Apenas existe uma maneira de administrar uma
empresa privada: colocando-a ao serviço dos interesses dos
accionistas. Significa isto buscar a maximização do lucro, doa a
quem doer.
Estes dois tipos de administração são
totalmente incompatíveis entre si. Se alguém vos tem dito o
contrário, enganou-vos. Depois da cegonha, do Pai Natal e da Dona
Branca, este é certamente o último grande mito à face da Terra.
A administração, toda e qualquer administração,
pode ser excelente, boa, má ou desastrosa – e esse é o único
aspecto que a gestão pública partilha com a gestão privada.

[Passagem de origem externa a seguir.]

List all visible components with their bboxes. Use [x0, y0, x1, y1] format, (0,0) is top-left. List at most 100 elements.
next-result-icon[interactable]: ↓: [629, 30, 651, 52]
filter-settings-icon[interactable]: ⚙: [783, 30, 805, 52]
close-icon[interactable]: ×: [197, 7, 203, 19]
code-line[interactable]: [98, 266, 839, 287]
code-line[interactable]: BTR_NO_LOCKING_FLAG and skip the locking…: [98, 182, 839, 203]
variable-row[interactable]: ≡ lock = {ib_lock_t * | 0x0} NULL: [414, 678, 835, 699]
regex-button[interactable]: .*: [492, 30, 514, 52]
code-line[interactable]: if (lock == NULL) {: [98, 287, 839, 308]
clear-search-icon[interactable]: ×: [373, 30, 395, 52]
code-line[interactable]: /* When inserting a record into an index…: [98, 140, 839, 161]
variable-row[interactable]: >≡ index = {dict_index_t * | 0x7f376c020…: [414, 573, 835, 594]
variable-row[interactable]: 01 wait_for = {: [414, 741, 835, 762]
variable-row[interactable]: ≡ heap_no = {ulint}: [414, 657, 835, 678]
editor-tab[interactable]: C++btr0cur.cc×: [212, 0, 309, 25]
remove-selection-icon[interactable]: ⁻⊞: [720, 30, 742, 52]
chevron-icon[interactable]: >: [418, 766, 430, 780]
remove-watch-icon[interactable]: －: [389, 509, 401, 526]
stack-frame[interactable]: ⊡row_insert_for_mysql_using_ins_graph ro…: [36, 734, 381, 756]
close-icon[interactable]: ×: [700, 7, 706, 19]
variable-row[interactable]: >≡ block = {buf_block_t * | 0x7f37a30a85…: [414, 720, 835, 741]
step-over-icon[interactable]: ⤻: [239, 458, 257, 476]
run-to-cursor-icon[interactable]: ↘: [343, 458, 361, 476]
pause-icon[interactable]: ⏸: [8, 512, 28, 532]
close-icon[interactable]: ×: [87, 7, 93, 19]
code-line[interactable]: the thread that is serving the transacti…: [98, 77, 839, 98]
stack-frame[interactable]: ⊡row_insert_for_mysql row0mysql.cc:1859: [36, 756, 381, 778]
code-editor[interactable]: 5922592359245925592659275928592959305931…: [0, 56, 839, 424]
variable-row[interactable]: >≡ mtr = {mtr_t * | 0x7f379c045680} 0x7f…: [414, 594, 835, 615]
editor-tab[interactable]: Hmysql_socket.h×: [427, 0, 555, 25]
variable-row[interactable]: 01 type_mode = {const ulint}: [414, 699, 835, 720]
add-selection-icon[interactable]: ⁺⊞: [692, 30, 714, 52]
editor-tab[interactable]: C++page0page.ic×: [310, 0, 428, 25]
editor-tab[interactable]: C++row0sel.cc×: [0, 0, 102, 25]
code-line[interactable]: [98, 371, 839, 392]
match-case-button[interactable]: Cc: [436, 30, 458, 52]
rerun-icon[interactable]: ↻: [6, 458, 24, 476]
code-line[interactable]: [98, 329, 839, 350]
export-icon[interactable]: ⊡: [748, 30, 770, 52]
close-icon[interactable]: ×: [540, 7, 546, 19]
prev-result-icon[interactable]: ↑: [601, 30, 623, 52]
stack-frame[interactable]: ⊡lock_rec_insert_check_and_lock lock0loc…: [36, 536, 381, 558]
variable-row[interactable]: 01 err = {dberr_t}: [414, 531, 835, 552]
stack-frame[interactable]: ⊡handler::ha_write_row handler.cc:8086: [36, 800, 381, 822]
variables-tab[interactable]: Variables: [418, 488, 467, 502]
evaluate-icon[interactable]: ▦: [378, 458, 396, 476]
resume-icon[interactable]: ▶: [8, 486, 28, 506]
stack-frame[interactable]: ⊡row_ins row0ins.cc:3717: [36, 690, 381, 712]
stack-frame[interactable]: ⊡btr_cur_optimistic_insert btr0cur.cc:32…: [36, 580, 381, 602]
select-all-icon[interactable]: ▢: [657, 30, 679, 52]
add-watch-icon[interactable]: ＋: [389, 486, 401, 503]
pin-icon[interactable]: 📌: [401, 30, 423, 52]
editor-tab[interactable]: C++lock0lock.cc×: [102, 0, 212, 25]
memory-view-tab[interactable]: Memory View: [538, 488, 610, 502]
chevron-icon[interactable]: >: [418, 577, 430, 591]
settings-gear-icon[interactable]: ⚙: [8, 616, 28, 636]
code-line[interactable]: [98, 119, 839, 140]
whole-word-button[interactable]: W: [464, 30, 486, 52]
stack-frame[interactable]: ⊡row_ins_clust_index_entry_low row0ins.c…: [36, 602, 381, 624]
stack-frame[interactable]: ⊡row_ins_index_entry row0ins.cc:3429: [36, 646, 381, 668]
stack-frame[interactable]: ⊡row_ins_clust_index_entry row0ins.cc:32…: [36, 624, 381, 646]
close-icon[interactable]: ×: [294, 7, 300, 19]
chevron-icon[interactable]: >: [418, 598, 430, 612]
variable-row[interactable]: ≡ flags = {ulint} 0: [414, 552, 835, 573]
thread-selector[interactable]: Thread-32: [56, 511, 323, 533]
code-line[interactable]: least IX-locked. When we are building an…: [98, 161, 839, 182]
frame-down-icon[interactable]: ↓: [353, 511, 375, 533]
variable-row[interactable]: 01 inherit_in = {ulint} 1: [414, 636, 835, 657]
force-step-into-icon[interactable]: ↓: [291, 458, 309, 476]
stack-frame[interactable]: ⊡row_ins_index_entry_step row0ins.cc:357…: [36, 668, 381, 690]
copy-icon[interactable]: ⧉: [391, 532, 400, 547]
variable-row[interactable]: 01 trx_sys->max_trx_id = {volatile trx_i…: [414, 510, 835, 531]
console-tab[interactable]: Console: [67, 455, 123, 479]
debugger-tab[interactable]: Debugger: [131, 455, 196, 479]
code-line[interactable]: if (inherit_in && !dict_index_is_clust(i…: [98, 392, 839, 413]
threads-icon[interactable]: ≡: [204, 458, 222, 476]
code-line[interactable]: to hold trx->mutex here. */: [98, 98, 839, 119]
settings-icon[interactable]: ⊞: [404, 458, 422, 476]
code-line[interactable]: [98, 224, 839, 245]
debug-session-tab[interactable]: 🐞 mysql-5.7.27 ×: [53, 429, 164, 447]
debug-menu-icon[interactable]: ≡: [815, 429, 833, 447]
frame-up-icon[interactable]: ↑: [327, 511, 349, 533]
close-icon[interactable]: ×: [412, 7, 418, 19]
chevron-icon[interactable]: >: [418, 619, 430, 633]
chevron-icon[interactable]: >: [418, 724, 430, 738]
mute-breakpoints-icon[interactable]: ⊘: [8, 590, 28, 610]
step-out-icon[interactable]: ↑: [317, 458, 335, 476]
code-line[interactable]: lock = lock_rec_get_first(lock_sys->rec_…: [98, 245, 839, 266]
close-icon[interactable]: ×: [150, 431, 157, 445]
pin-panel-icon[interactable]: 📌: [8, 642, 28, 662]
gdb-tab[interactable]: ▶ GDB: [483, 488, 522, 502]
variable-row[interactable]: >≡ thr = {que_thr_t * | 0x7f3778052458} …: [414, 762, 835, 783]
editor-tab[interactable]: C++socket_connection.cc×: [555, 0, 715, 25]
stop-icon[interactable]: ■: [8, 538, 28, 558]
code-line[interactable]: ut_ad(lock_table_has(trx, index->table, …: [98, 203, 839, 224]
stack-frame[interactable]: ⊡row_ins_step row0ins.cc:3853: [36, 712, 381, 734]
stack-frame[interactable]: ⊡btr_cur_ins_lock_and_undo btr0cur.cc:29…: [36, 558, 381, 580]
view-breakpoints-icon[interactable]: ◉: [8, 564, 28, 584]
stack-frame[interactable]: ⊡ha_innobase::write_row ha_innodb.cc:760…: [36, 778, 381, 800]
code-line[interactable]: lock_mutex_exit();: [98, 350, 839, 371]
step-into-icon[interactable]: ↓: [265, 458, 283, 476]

Contudo, a qualidade administrativa é um problema que resulta de
factores circunstanciais – não da natureza (pública ou privada)
da instituição em si mesma. Se alguém tentou confundir no vosso
espírito ambas as coisas (gestão da instituição e natureza da
instituição), andou a tourear-vos. Dêem-lhe já uma cornada e
acabem com a brincadeira.
* * *
Os pilotos da aviação civil estão organizados
de forma corporativa, à parte dos restantes trabalhadores do sector
e da empresa, e deram à sua organização o nome de Sindicato dos
Pilotos da Aviação Civil (SPAC); se tivessem optado por chamar-lhe
Ordem, ia dar no mesmo, com a diferença de que seria muito mais
claro. E de resto, se existe uma Ordem dos Economistas (!), porque
não haveria de haver uma Ordem dos Pilotos, ou dos Sapateiros?
Tanto quanto sei, o SPAC bate-se há longa data
pela privatização da TAP (e de várias sucursais e associadas da
TAP), de molde a que os pilotos fiquem detentores de acções duma ou várias futuras empresas privadas. Não consigo perceber bem o
que se passa com a actual «greve» dos pilotos da TAP (creio que
ninguém consegue, em Portugal inteiro), mas quer os «grevistas»
tenham explicitado o desígnio de privatização com acções para os
pilotos, quer tenham optado por silenciá-lo desta vez, este é o seu
historial. Enquanto não vier alguém, em nome de toda a classe,
desmentir o referido desígnio, ele continua a vigorar como eixo
central das suas motivações.
Dito de outra forma: os pilotos, no seu conjunto
corporativamente organizado, querem ser donos duma companhia aérea e
patrões dos seus companheiros de trabalho. Não existe outra maneira
de se encarar o desígnio de ser accionista duma companhia.
As consequências deste facto são as seguintes: a
paralisação dos pilotos não pode ser discutida como se fosse uma
greve; ela é, para todos os efeitos, um lockout; ou seja, é
uma acção de força de alguém que pretende vir a ser patrão
e desde já se comporta como tal.
Ainda por cima, tudo nesta
«greve» dos pilotos parece apontar para a sua convicção de que, com esta
tomada de força, conseguem anular um parecer
da Procuradoria-Geral da República, de 2013, que «considera que
os pilotos da TAP não têm direito a uma participação no capital
da companhia aérea no âmbito da sua privatização [como lhes foi
prometido em 1999], porque o acordo que lhes dá esse direito foi
estabelecido fora da lei».
* * *
Os pilotos têm problemas salariais? Laborais? De
segurança e de regalias? De carreira? De sobrecarga horária? De
ambiente de trabalho? Acredito que sim, que tenham imensos – se no
país inteiro todos os assalariados, sem excepção, sofrem esse tipo
de problemas, muito me espantaria que os pilotos o não tivessem.
Acho bem que lutem por melhores condições de trabalho e de
retribuição. Mas alguém acredita na boa-fé dessa luta, estando
eles a fazê-la de costas voltadas para os colegas? Marcando greves sem os
consultar? Furando plataformas unitárias? Negociando com as
administrações nas costas dos companheiros de trabalho? Rompendo e
contrariando acordos entre as várias organizações profissionais e
sindicais, no mais aceso momento de luta? Pedindo para ser patrão e
encostando os colegas à parede, em vez de encostar os patrões à
parede? Pedindo a privatização em vez de pedir um serviço público
de excelência?
Os pilotos em «greve» não pediram o conselho e
apoio aos colegas nem à população, a propósito de um serviço que
ainda é público e que é do interesse público – avançaram sem
passar cartão a ninguém, porque obviamente estão-se nas tintas
para os interesses dos colegas e dos restantes trabalhadores deste
país. Não venham agora pedir solidariedade, compreensão e
batatinhas. Nem nos queiram levar a chamar «greve» a uma acção de
força que fere interesses doutros trabalhadores, não por engano,
mas em moldes tais, que mais parece um lockout.